Contacting the Owner to Buy Foreclosed Homes Before Auction

by : Thomas Bladecki

Contacting the homeowner in most cases is a challenge. They likely are bring been bombarded with calls and a full mailbox from lenders, attorneys, bill collectors and creditors showing up at the front door.

Contacting the homeowner by phone, mail or in person may prove to be very difficult to do; mailing them is the best way to start contacting them. If the homeowner is contacting you, from a mailing, the initial communication is a bit easier and the homeowner is not likely to have their defenses up.

Make sure that you let them know in the letter that you are a private investor and in the market for properties in that area. Also, make sure that you relay to them that you are interested in helping them, not saving them. People do not like the sound of having someone to save them, but a bit of help is often a welcome offering.

Signifying an understanding of the homeowners situation in you letter will assist you in your efforts. Let them know in your letter that you are trying to help them stop the foreclosure of their home. You can also let them know that your help may save their credit rating and provide cash that they can use to pay bill or pay for the relocation expense.
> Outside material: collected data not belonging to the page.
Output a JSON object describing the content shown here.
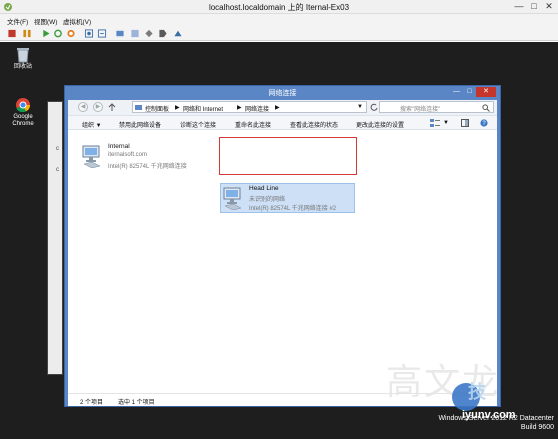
{
  "host": {
    "title": "localhost.localdomain 上的 Iternal-Ex03",
    "minimize": "—",
    "maximize": "□",
    "close": "✕",
    "menus": [
      "文件(F)",
      "视图(W)",
      "虚拟机(V)"
    ]
  },
  "desktop": {
    "icons": [
      {
        "label": "回收站",
        "icon": "recycle-bin-icon"
      },
      {
        "label": "Google Chrome",
        "icon": "chrome-icon"
      }
    ],
    "bg_window_chars": [
      "c",
      "c"
    ]
  },
  "explorer": {
    "title": "网络连接",
    "breadcrumb": [
      "控制面板",
      "网络和 Internet",
      "网络连接"
    ],
    "search_placeholder": "搜索\"网络连接\"",
    "commands": [
      "组织 ▼",
      "禁用此网络设备",
      "诊断这个连接",
      "重命名此连接",
      "查看此连接的状态",
      "更改此连接的设置"
    ],
    "connections": [
      {
        "name": "Internal",
        "status": "iternalsoft.com",
        "adapter": "Intel(R) 82574L 千兆网络连接"
      },
      {
        "name": "Head Line",
        "status": "未识别的网络",
        "adapter": "Intel(R) 82574L 千兆网络连接 #2"
      }
    ],
    "status": {
      "count": "2 个项目",
      "selected": "选中 1 个项目"
    }
  },
  "os_info": {
    "edition": "Windows Server 2012 R2 Datacenter",
    "build": "Build 9600"
  },
  "watermark": {
    "text": "高文龙",
    "site": "iyunv.com",
    "logo": "技"
  }
}
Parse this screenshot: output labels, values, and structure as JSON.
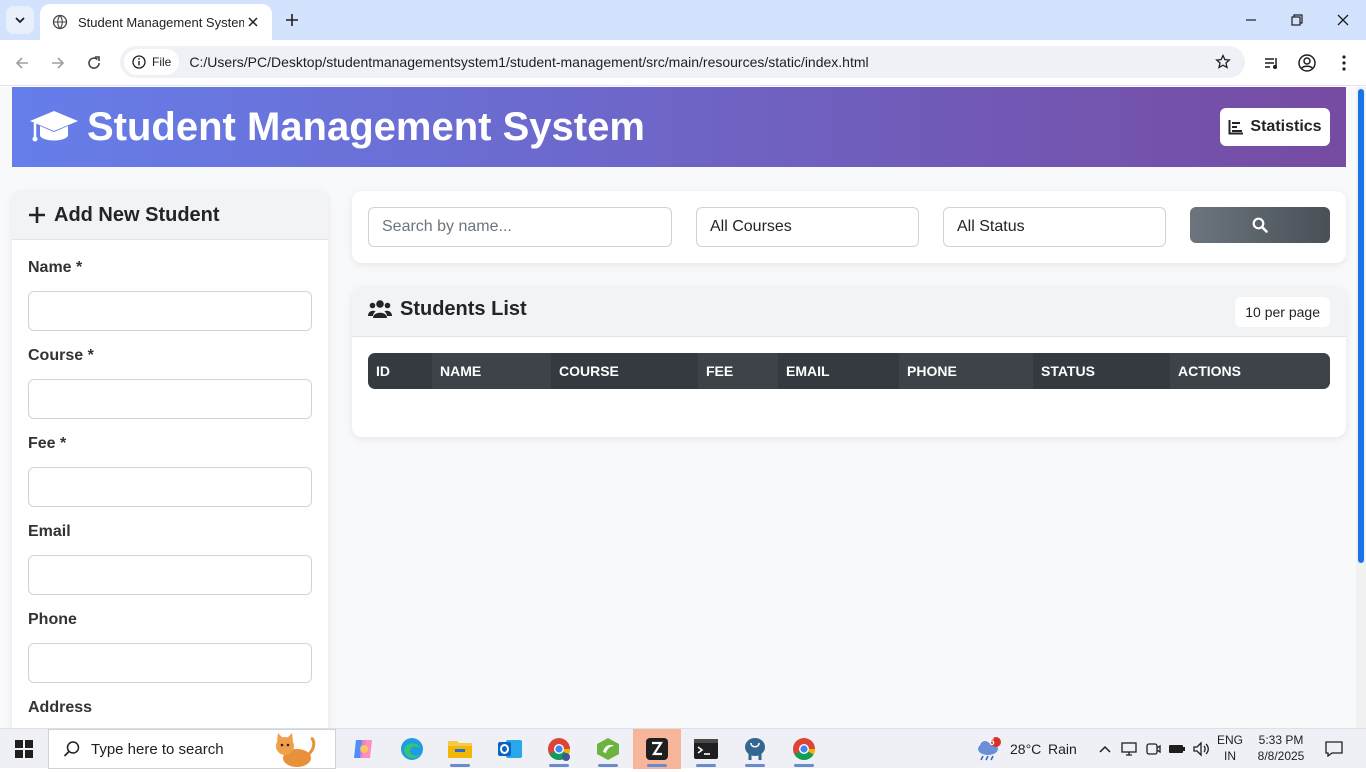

By being professional and gracious in your communications with the homeowner, you will get a response eventually. Do not make the homeowner feel as though they "have too" contact you. If you do not hear from them within a reasonable amount of time, three to four weeks, send a follow up letter. Use this letter to signify a bit more urgency to contact you. As the auction date quickly approach's, you may need to send several letters a month in order to get them to contact you.

Using the phone to follow up is defiantly worth the effort as well. Make sure to be professional and courteous, but never be pushy and demanding, people do not respond well to this. Do not use the phone to interview the homeowner, simply tell them that in order to make a determination if you can help them or not you must meet them at the property. Meeting at the property is much more productive, and professional. The owner will also have the documentation that you need to review there as well. The loan, insurance documents and foreclosure notices should be there; you will need them, if you intend on making an offer on the pre-foreclosure. Therefore, meeting at the property is the best way to interview the homeowner and evaluate the property.

Assess the condition of the property and the owner, this information combined with the default amount and the market value will allow you to formulate your offer on the property.

If you feel uncomfortable with visiting the property in person, you can ask the owner to fax you the documents or even email pictures of the property to you. If asked to leave the property do so right away, be polite and courteous. You may run into some people that are not very friendly, remember they are in a financial position that no one likes to be in. Under any circumstance, inspecting, snooping around, or unlawfully trespassing on someone's property will get you into legal trouble.